Crowley's coaching résumé includes nine years in charge of the Taranaki provincial side and a place as a selector for the All-Blacks during John Mitchell's period in charge. He also guided the All-Black under-19 side to the World Championship last year. However, his decision to accept the Canada offer was a step into the unknown. "Unless you know Canadian rugby, you don't know the challenges," he agreed.

"I certainly didn't. For instance, you jump on a plane on the west coast and nine hours later you are at the furthest point away in St John's. You have players in Victoria playing and you have players in the East playing in summer and the West in winter. So there are challenges in bringing a high performance group together."

The evolution of developing rugby nations is painstaking, particularly given the elite nations are reinventing themselves and the demands of the game with each season. As Crowley sees it, the big disadvantage for Canada - its forbidding geographical scale apart - is that traditionally even the best Canadian players have reached their early teens by the time they start playing the game. The structures for underage are only just in place. The elite players - those selected for the senior squad - are working together at the team camp on Vancouver Island but the chief disadvantage is there is not sufficient funding to allow them live as fully-paid professional players.

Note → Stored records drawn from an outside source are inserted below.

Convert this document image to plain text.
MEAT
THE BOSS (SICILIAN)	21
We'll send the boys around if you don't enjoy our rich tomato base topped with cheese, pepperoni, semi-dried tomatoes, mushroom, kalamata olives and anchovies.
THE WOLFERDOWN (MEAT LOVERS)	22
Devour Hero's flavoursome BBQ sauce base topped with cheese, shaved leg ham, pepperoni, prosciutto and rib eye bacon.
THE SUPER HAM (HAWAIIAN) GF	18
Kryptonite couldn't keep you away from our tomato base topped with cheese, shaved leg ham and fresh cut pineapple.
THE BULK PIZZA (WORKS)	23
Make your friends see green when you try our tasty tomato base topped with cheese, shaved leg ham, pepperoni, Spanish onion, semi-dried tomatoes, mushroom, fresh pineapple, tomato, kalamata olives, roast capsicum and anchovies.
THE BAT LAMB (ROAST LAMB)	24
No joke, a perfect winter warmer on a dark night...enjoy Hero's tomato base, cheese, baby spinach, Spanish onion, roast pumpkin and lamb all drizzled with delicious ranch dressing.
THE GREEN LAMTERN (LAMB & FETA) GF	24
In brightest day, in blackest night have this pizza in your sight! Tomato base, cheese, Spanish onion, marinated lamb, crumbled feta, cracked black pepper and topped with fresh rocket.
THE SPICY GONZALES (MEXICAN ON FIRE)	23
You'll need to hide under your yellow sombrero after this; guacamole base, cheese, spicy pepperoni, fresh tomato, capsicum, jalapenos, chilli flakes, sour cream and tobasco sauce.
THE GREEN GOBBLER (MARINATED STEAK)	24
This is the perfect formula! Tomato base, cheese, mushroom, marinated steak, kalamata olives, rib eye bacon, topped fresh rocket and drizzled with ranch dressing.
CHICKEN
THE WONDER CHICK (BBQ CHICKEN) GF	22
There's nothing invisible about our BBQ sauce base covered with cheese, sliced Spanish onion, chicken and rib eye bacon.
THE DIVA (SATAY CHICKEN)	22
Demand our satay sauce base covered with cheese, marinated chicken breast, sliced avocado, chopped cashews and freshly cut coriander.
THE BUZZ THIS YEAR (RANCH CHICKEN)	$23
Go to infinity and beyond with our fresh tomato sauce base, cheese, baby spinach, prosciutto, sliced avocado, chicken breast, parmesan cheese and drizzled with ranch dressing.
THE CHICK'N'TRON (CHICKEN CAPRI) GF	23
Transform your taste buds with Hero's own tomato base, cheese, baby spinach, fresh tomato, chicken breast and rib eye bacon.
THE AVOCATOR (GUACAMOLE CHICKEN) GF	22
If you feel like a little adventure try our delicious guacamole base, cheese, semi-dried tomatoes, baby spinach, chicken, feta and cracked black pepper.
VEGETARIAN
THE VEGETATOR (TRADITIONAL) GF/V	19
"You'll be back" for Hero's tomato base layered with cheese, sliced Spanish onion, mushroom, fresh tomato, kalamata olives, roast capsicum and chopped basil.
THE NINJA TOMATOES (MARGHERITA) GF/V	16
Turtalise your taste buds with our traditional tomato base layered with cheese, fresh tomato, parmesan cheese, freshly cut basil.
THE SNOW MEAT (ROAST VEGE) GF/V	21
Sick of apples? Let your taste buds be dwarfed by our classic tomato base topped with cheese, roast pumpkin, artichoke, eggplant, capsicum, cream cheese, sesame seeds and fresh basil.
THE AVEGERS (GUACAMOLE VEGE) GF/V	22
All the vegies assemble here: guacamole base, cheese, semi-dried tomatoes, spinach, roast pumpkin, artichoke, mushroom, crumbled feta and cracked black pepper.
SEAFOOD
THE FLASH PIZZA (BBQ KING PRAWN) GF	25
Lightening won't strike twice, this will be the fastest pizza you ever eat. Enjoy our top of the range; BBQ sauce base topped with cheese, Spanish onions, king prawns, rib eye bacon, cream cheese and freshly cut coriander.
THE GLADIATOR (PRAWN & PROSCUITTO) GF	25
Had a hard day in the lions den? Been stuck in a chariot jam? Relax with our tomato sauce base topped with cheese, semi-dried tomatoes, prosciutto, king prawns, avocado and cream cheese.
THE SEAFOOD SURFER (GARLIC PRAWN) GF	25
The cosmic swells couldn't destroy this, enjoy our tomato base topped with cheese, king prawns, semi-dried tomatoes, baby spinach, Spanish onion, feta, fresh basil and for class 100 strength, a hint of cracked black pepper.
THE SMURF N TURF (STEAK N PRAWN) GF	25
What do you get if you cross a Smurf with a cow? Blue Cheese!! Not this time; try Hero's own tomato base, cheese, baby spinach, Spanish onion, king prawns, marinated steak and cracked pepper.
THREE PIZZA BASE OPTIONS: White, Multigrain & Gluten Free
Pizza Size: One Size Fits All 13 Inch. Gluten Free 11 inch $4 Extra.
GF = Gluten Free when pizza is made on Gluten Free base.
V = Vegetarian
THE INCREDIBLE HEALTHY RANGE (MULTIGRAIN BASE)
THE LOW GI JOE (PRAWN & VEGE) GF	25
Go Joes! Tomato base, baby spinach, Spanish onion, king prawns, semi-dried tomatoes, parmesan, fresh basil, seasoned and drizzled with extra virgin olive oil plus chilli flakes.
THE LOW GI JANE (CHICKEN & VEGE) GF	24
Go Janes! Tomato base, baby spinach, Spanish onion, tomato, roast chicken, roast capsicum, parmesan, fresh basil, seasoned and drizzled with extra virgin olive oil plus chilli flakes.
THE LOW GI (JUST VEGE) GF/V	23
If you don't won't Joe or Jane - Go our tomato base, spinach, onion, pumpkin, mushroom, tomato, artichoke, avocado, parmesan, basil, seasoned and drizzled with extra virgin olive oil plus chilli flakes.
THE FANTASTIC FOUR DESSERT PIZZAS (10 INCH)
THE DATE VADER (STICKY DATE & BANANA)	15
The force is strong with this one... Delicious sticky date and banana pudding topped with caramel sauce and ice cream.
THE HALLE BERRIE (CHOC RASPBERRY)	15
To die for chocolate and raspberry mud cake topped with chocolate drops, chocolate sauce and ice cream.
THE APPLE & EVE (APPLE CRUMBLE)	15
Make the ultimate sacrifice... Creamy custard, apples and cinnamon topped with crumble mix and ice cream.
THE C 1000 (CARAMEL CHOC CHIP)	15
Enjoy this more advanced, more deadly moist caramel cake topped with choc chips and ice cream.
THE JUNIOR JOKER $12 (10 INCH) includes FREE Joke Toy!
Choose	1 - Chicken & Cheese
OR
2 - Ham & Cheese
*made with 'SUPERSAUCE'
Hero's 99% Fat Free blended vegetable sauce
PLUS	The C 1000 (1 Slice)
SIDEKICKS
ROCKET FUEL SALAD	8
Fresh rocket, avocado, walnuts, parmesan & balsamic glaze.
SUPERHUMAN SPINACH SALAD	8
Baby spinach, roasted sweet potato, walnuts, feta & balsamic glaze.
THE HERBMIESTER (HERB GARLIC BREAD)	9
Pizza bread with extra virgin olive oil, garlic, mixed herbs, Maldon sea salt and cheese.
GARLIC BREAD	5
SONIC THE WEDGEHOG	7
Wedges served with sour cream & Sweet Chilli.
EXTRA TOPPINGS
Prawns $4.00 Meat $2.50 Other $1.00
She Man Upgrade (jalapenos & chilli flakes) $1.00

"They are not professional players but they act and train like that. It is totally amateur in Canada. And in that respect, I have come and checked on the guys who play division one level and a lot of our guys could play at that level but because they haven't secured contracts, they are back home. But the environment is good. Canada has a carding programme, which means that the government will help out with some funding. We train five days a week and they do everything a professional will do - we do skill development and gym work from 7.30am to noon and then they will go on to their jobs or to school. They don't start playing rugby until 14 or 15 so we are a bit behind in the way that we understand the game."

That alone gives the Irish an inestimable advantage when the teams meet in Thomond Park on Saturday. When Crowley wore the All-Black shirt, beating Ireland was regarded as a straightforward task. Now he faces the more complex business of coaching a team through what is likely to be a series of losses against the Celtic Nations.

"Well, you just need to look at it: we are playing an Irish team with 22 full professionals. We have players of differing levels of experience. If you were a betting man, who would you put your money on? But what I expect from our guys, what I find with Canadians is that they will do anything. You ask them to run through a brick wall and they will do it. As long as we can go out there and put a performance in place that we want to and be able to review the game and say yeah, we did this well, then that is what I am expecting - that and a hard game."

CANADA XV

15 JAMES PRITCHARD

14 CIARÁN HEARN

13 BRYN KEYS

12 RYAN SMITH

11 JUSTIN MENSAH-COKER

10 ANDER MONRO

9 ED FAIRHURST

1 KEVIN TKACHUK

2 PAT RIORDAN (capt)

3 JON THIEL

4 MIKE BURAK

5 JOSH JACKSON

6 SEAN MICHAEL STEPHEN

7 ADAM KLEEBERGER

8 AARON CARPENTER

Replacements: 16: Mike Pletch, 17: Frank Walsh, 18: Tyler Hotson, 19: Jebb Sinclair, 20: Morgan Williams, 21: Matt Evans, 22: Phil Mackenzie.